Researchers in Korea might have found a simple, do-it-at-home remedy to this condition. It's called the flexed-trunk push-up. Instead of keeping the torso parallel to the ground, you flex your trunk as shown in the photo.

Pike Push-up

Attach the Electrodes!

The researchers recruited 15 guys to compare the activity of the shoulder and trunk muscles in two push-up positions, the conventional one and the flexed-trunk version where the butt is in the air and the lower body is flexed at an angle of 30 degrees.

They hooked them up with electrodes and as you might guess, the activity of the lower, sternocostal portion of the pec major, along with the activity of rectus abdomins, was significantly greater with regular push-ups.

However, the activity of the clavicular portion or upper part of the pecs and the serratus anterior (the sexy, shark-gill muscle group on the sides of your rib cage) was much higher with flexed-trunk push-ups.

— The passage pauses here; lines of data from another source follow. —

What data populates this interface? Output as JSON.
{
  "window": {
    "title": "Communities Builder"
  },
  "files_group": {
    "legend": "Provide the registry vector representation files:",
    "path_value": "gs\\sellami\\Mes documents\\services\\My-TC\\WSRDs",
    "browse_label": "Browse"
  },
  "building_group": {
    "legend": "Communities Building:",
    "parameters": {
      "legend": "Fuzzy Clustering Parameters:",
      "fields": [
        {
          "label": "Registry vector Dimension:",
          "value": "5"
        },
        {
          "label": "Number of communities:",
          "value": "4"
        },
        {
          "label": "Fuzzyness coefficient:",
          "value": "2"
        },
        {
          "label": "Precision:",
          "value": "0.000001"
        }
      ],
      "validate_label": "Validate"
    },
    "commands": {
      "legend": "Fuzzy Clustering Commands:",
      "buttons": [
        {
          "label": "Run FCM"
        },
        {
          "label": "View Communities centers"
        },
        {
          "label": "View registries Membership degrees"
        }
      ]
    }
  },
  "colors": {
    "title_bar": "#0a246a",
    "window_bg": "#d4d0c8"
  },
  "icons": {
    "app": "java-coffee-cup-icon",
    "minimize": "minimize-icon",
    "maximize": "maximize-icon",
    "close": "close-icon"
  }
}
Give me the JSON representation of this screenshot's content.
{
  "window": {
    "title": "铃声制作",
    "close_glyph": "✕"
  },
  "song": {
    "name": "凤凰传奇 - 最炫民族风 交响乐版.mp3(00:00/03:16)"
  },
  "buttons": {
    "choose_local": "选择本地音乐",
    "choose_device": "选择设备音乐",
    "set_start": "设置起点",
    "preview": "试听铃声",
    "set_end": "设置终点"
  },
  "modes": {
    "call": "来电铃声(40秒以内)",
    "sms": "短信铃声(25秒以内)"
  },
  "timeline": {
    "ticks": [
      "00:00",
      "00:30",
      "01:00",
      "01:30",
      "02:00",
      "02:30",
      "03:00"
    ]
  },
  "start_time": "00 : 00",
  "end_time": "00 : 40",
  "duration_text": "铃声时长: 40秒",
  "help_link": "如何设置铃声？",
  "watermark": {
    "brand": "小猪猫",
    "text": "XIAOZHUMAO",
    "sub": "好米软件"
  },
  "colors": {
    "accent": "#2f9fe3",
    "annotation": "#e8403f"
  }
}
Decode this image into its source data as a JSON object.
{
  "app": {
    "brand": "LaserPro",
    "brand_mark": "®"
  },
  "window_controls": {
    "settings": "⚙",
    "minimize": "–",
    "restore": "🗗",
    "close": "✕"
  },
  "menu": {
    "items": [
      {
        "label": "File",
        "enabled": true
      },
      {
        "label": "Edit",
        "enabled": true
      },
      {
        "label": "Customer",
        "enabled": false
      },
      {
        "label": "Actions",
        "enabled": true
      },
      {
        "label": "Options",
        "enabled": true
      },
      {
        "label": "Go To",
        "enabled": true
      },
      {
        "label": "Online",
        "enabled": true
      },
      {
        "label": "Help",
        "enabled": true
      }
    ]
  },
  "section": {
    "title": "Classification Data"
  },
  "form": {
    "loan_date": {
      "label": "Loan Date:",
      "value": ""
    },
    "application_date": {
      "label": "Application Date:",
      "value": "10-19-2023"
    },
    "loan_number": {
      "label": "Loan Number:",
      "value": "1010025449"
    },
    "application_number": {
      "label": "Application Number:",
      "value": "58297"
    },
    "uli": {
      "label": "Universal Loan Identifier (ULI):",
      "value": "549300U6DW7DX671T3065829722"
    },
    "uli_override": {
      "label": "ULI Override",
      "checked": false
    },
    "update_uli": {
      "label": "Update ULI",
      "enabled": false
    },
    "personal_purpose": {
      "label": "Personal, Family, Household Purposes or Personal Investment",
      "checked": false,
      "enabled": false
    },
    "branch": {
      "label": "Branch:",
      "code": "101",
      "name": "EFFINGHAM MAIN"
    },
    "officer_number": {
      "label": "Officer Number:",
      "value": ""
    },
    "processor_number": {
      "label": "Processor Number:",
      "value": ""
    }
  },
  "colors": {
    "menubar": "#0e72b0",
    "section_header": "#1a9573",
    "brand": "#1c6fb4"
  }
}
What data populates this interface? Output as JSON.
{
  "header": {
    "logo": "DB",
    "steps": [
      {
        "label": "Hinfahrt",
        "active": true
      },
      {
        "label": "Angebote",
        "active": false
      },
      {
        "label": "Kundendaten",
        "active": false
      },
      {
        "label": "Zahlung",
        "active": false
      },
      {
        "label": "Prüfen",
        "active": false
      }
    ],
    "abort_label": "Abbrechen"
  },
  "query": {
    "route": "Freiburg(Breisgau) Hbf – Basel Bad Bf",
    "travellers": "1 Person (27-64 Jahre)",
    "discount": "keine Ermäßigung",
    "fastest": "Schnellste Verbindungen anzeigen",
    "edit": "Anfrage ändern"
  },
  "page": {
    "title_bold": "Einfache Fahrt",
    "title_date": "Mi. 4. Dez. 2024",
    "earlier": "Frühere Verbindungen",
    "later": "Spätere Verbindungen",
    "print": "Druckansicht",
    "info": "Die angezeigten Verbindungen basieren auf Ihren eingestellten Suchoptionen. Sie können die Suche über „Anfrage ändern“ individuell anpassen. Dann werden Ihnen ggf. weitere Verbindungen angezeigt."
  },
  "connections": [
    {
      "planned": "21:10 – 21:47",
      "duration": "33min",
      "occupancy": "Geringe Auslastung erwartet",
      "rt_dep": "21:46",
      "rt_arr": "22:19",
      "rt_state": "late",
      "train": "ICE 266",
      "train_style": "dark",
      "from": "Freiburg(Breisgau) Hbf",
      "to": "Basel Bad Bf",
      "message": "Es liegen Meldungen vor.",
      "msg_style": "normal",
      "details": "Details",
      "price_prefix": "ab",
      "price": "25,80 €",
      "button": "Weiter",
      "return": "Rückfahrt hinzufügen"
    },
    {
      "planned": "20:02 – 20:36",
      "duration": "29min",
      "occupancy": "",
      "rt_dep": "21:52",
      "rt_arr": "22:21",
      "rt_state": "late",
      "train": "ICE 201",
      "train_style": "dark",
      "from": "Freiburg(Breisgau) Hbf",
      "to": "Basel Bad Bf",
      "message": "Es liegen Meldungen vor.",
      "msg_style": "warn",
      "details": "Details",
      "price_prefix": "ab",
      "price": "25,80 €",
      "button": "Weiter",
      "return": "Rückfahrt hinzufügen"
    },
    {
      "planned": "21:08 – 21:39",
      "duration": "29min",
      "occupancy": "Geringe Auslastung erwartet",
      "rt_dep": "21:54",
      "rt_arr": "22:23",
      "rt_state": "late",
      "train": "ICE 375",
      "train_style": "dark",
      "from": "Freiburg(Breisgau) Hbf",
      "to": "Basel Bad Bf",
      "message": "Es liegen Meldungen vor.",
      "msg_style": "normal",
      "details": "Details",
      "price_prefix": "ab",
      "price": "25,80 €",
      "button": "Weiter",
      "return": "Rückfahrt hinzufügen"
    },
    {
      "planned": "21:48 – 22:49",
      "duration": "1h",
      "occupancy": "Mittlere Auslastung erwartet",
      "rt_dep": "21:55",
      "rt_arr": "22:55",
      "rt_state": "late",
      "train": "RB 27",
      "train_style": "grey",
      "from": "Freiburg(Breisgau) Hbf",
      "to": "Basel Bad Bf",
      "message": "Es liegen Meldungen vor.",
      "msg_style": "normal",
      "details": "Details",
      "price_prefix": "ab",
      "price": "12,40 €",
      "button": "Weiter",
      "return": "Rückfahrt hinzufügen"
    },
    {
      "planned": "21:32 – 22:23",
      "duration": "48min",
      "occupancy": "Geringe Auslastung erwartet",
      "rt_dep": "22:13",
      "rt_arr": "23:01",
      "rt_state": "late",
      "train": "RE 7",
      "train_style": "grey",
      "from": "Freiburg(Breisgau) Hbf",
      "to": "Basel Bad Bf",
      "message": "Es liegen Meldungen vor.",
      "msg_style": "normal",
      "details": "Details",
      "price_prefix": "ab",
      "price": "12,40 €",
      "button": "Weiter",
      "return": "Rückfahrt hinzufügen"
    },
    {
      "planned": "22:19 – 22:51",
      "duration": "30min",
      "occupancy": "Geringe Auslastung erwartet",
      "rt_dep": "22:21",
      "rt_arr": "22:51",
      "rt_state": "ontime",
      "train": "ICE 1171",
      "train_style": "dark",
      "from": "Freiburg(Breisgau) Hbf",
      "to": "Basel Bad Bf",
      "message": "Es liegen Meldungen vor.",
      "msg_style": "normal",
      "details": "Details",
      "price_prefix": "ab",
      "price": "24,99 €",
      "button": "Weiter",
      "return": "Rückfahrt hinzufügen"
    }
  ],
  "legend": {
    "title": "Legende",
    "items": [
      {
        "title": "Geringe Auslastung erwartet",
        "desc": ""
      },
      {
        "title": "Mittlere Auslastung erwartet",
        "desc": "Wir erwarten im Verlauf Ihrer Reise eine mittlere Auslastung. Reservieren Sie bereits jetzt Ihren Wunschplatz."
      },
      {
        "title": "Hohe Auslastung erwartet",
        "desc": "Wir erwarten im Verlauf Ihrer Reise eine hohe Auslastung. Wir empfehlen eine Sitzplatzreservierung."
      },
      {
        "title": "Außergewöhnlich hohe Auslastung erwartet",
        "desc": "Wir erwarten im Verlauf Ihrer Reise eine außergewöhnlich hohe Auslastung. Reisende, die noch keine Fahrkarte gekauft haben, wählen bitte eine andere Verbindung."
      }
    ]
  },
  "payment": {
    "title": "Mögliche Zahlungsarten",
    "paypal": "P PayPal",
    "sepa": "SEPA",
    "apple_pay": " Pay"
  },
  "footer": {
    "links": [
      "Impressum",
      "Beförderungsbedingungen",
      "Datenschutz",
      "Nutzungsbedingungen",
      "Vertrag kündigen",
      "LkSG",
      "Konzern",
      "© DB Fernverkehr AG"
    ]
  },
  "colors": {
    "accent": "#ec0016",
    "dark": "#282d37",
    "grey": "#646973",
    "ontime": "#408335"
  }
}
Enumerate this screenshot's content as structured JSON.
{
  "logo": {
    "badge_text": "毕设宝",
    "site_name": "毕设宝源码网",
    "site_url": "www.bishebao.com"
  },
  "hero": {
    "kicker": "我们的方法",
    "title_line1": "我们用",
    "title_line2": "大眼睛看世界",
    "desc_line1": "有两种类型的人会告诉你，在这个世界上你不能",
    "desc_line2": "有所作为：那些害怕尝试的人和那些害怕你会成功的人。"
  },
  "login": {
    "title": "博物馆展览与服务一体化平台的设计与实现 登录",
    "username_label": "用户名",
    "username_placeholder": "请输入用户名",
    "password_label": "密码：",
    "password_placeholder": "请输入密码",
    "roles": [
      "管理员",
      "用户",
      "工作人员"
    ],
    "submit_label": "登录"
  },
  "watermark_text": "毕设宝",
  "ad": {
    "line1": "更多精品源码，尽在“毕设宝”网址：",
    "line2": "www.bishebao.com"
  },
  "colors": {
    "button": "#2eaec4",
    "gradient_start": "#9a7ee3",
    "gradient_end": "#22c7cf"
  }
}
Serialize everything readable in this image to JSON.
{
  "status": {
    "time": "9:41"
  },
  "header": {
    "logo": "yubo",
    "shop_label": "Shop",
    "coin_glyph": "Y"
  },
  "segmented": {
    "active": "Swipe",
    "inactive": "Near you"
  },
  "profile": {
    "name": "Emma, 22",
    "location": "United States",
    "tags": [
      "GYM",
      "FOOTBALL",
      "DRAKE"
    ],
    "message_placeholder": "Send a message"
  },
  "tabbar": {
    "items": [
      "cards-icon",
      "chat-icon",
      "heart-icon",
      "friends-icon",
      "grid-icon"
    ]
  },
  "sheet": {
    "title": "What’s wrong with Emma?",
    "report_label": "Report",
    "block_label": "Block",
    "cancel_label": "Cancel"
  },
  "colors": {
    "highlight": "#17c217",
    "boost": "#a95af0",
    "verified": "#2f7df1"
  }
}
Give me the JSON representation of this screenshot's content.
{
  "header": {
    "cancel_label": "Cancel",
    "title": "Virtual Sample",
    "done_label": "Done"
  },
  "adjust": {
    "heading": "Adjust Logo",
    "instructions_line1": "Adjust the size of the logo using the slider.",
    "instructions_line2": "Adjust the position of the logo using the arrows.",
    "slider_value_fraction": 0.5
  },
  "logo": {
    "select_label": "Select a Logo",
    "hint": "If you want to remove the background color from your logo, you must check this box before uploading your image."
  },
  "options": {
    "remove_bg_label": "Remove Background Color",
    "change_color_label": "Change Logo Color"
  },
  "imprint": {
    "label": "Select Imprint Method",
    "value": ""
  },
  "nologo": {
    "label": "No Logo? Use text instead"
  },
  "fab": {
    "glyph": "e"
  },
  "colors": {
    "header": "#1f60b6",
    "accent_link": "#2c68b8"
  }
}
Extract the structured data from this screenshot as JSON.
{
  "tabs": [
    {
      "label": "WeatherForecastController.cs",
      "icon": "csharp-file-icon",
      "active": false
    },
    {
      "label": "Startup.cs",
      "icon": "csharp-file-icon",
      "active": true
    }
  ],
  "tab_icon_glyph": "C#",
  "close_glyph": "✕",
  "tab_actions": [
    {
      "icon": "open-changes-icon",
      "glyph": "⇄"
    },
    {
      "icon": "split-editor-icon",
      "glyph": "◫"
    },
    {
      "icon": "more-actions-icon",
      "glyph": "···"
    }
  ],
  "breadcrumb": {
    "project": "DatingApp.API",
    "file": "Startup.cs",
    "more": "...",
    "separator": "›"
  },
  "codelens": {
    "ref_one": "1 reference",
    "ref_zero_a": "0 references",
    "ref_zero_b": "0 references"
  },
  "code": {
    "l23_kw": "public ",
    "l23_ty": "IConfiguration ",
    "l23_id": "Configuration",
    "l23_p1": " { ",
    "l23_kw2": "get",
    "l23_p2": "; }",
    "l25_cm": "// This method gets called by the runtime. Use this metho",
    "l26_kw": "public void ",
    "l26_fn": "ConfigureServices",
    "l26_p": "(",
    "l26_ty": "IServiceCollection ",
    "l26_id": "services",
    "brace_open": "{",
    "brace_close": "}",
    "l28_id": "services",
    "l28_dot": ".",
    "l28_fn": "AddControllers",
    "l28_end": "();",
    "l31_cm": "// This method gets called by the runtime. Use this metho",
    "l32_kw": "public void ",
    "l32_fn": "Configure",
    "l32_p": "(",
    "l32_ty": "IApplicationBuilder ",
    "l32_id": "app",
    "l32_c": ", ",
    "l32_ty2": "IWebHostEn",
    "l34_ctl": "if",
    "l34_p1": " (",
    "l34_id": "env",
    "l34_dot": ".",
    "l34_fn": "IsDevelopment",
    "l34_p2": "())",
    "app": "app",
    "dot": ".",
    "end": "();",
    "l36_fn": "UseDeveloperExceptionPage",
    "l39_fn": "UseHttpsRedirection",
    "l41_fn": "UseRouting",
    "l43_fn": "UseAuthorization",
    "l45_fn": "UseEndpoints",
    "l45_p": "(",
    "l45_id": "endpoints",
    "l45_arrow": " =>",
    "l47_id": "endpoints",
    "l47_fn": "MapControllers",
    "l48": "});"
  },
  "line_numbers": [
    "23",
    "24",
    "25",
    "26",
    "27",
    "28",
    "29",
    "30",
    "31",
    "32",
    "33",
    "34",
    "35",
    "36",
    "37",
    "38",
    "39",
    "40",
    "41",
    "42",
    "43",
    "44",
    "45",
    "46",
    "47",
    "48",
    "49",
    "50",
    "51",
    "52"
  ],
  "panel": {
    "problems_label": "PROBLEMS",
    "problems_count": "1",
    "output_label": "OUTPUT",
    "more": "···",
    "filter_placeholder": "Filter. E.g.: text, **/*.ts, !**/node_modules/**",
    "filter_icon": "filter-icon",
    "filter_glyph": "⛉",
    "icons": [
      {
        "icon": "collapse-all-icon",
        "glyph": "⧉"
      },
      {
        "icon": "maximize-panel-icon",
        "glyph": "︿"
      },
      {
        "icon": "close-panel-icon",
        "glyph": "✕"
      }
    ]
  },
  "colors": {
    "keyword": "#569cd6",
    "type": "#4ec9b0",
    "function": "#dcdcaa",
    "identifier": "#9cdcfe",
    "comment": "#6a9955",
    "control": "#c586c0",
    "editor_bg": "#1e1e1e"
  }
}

In short, the lower part of the chest and the abs work harder with regular push-ups, but the upper part of the chest and the serratus work harder with flexed-trunk push-ups.

That gives you an easy way to offset all the work you do for the lower part of the chest. Go slowly on the eccentric or lowering portion of the push-up until you gain some mastery; you don't want to give the ground a head butt.